There is also a feeling that as companies have cut costs to remain competitive with China and South Korea, they passed too much of the burden onto employees. In particular, many of the recent lawsuits involve a practice known as “service overtime,” in which workers were silently pressured into logging long hours of unpaid overtime as a display of loyalty, labor experts say.
“Japanese companies have used the silence of their loyal employees as a weapon in international competition,” said Kiyotsugu Shitara, head of the Tokyo Managers’ Union, a small white-collar union that helped with Takano’s lawsuit against McDonald’s Japan. “Employees are tired of being used like that.”
Shitara and other labor experts said the recent rise in lawsuits was also the latest step in a longer-term move toward a more US-style workplace — also apparent in the recent rise in mid-career job hopping, once a rarity here.

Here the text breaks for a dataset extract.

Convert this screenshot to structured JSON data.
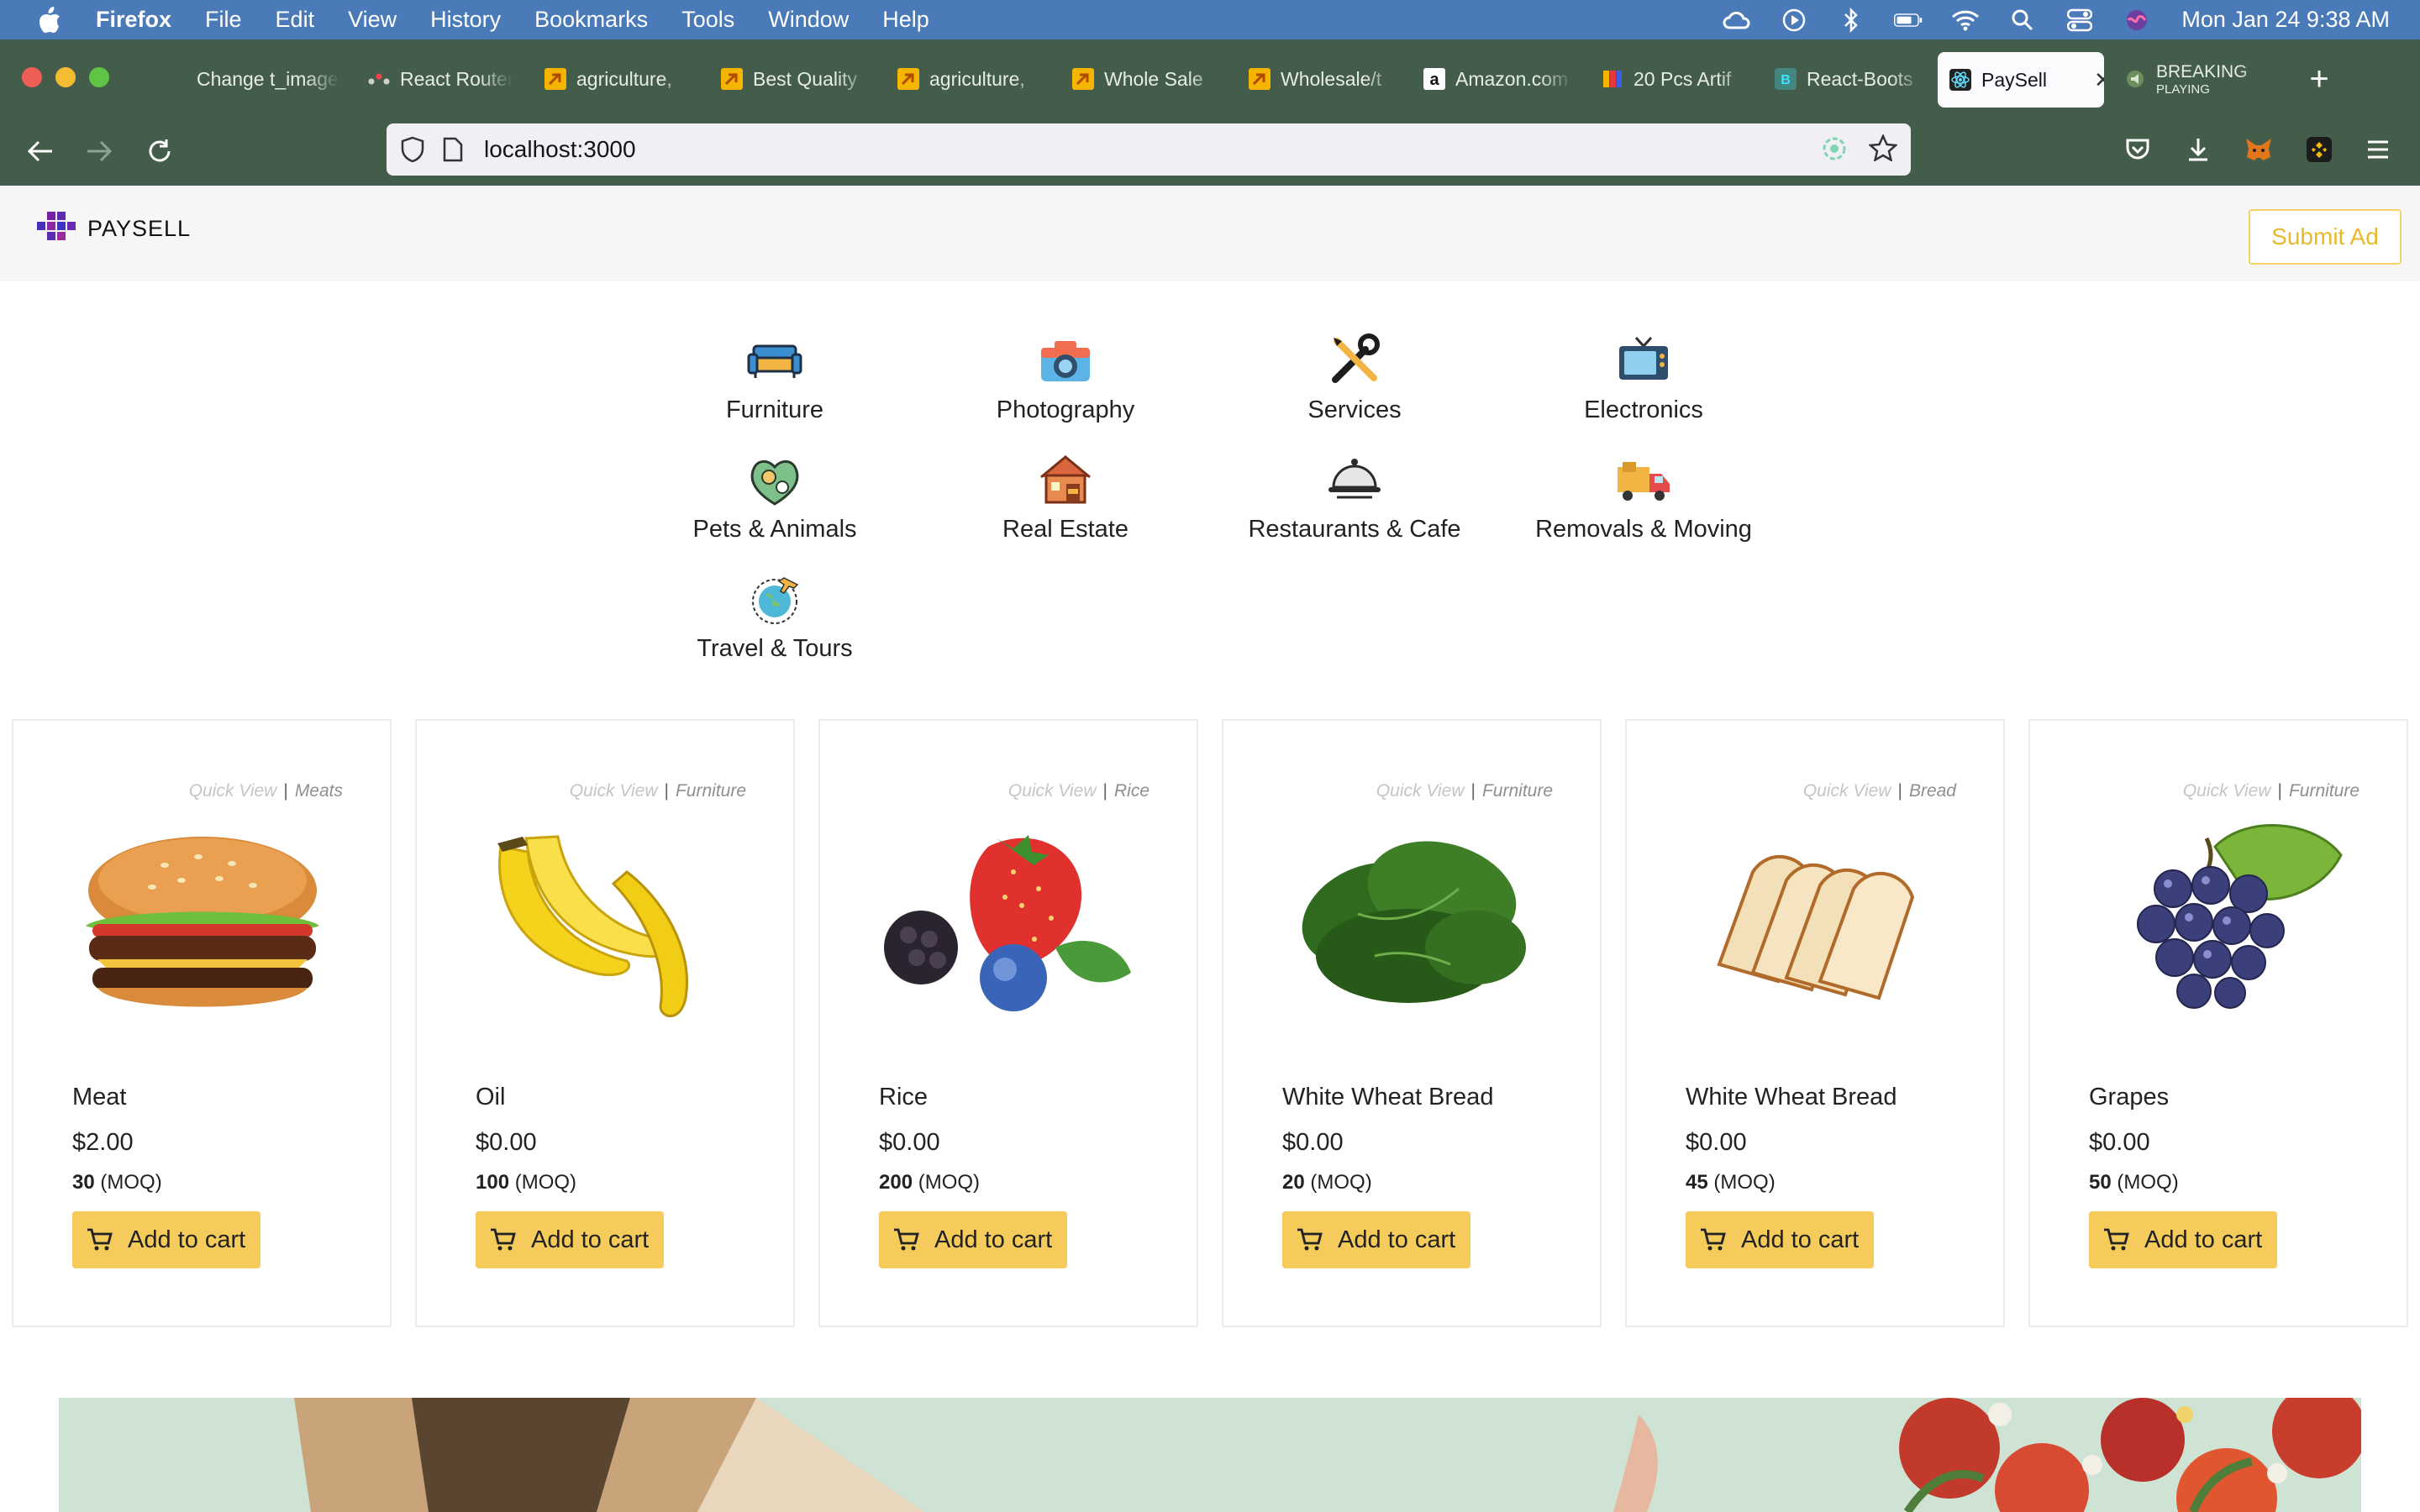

Still, many employees involved in the lawsuits describe themselves as reluctant revolutionaries, dragged into a new, more legalistic era to which they have no choice but to adapt.
Some, like Takano, blame the indifferent attitudes of companies for forcing them to fight back when they would just as soon return to the old, cozy relationship between employer and employee.
“I didn’t want to do this,” said Takano, 46, who still manages a McDonald’s store in a Tokyo suburb. “The company was treating me too coldly, so I had to start protecting my own rights.”
Another reluctant plaintiff was Hiroko Uchino, who filed a lawsuit against the government after her husband, Kenichi, 30, a quality control officer at Toyota, died at his office six years ago. Uchino wanted a government labor agency to legally recognize that he had died from overwork, something so common that there is a Japanese word for it, karoshi.
LEGAL ACTION
She took legal action after the company said her husband’s death was not because of overwork, and that he had only worked about 38 hours of overtime in January 2002, the month before he died. She said the company ignored her when she tried to submit gas station receipts and other evidence to show he had worked much longer hours: 155 that January, by Uchino’s calculation. She said the company said he stayed after work voluntarily, and was not entitled to overtime pay.
Despite her outrage, Uchino could not bring herself to legally challenge the auto giant, which dominates the central city of Nagoya where she lives, and had employed not only her husband but his father and grandfather before him. She sued the labor agency instead to receive more of his overtime pay.
Uchino’s case won wide sympathy, including a meeting with the labor minister, who gave her words of support. In March, a court in Nagoya ruled her husband’s death had been work-related, and that he had worked 93 hours of overtime in his final month, entitling his widow to additional overtime pay. Toyota had no comment on the case.
“His father would never have turned to the courts, no matter what,” said Uchino, 38. “But Toyota never would have treated him this way, either. These days, all the company talks about is reducing expenses.”
She added: “If my husband had known how the company would react, he never would have shown all this fruitless loyalty.”
Takano said he had been working from 6am to 1am managing two stores before his lawsuit, in some cases seven days a week. McDonald’s Japan said that as a white-collar manager he was not entitled to overtime pay. After a doctor warned him he was at risk of a stroke, Takano said he had wavered on whether to file a lawsuit — he liked McDonald’s and wanted to keep his job. Now, he hoped the case would improve working conditions for all managers.
The company had no comment on the case.
After the court victory, four other former McDonald’s store managers filed a similar suit demanding compensation for unpaid overtime. Legal experts say more could come throughout the fast-food industry.
“I want Japan to become a society where employees can sue their own company,” Takano said. “That’s why I’m doing this.”